CDH - Intervention de la France lors Débat général (point 10)

39ème session du Conseil des droits de l’Homme

Débat général sous point 10

Intervention de la France

Genève, 27 septembre 2018

La version prononcée fait foi.

Monsieur le Président,

La France s’associe à la déclaration de l’Union européenne.

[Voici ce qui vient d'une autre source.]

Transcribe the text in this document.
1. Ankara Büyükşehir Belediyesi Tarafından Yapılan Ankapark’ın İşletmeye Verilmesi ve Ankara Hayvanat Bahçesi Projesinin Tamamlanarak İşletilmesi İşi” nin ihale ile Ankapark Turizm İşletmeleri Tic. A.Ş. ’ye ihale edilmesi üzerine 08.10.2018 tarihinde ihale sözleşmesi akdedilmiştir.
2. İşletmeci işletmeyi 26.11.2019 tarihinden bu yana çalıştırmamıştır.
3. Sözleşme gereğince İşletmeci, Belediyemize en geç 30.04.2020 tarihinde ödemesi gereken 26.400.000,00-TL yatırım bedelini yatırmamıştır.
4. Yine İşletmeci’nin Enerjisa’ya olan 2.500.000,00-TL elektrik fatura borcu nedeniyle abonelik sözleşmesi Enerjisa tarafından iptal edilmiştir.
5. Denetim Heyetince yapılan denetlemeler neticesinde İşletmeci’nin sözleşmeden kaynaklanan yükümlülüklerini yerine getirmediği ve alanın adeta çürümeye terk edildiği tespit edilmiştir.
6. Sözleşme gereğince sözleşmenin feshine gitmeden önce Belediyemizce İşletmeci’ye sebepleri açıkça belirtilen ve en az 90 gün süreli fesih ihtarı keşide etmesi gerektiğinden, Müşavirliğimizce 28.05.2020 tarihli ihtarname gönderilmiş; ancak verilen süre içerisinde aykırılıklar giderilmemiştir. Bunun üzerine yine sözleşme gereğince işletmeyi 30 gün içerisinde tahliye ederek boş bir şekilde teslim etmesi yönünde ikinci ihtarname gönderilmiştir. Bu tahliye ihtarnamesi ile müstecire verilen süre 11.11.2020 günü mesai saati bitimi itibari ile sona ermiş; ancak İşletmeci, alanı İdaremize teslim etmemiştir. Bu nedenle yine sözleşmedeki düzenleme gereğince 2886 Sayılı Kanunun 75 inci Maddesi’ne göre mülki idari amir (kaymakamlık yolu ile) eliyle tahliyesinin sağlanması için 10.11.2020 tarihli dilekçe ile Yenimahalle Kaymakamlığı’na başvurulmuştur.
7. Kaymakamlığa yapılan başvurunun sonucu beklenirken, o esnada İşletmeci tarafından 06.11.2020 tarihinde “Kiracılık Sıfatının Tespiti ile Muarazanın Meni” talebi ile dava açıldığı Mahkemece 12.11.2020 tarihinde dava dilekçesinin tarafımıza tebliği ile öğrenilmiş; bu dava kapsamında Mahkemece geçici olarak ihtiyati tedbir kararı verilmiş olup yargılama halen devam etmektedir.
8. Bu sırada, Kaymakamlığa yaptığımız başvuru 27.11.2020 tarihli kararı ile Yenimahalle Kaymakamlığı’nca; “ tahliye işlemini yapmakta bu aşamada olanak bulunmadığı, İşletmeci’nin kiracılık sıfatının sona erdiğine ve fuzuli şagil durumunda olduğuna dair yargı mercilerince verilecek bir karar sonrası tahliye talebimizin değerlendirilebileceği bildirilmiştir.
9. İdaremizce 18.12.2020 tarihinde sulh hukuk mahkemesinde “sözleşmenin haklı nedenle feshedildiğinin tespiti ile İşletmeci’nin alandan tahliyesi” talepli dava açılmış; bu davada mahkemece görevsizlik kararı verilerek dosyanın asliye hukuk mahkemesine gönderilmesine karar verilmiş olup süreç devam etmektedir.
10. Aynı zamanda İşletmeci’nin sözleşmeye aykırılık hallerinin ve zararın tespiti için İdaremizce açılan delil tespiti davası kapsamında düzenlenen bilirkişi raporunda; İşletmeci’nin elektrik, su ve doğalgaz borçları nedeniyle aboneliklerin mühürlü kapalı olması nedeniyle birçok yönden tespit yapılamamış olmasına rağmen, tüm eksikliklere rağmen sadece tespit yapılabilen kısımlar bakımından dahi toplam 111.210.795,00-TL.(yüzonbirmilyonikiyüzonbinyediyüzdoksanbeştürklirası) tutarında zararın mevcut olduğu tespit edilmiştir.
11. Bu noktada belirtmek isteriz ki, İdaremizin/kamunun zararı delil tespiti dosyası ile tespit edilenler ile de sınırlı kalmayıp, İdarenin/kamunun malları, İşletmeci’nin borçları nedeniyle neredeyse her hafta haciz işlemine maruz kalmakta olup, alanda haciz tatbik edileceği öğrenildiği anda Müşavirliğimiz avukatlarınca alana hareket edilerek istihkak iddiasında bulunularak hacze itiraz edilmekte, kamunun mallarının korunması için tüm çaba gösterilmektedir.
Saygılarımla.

Nous appelons au renouvellement des mécanismes mis en place par ce Conseil, qui contribuent par leur travail de documentation à favoriser le respect des droits de l’Homme et du droit international humanitaire. Au Yémen, un consensus doit être trouvé afin que le mandat du Groupe d’éminents experts soit renouvelé. Nous saluons le renouvellement du mandat de l’experte indépendante concernant la République centrafricaine où persistent les violences et les activités déstabilisatrices perpétrées par les groupes armés. Le rôle de l’expert indépendant au Soudan est tout aussi essentiel, compte tenu des violations commises par toutes les parties. Il est indispensable que ce mandat soit renouvelé, tout comme celui concernant la Somalie.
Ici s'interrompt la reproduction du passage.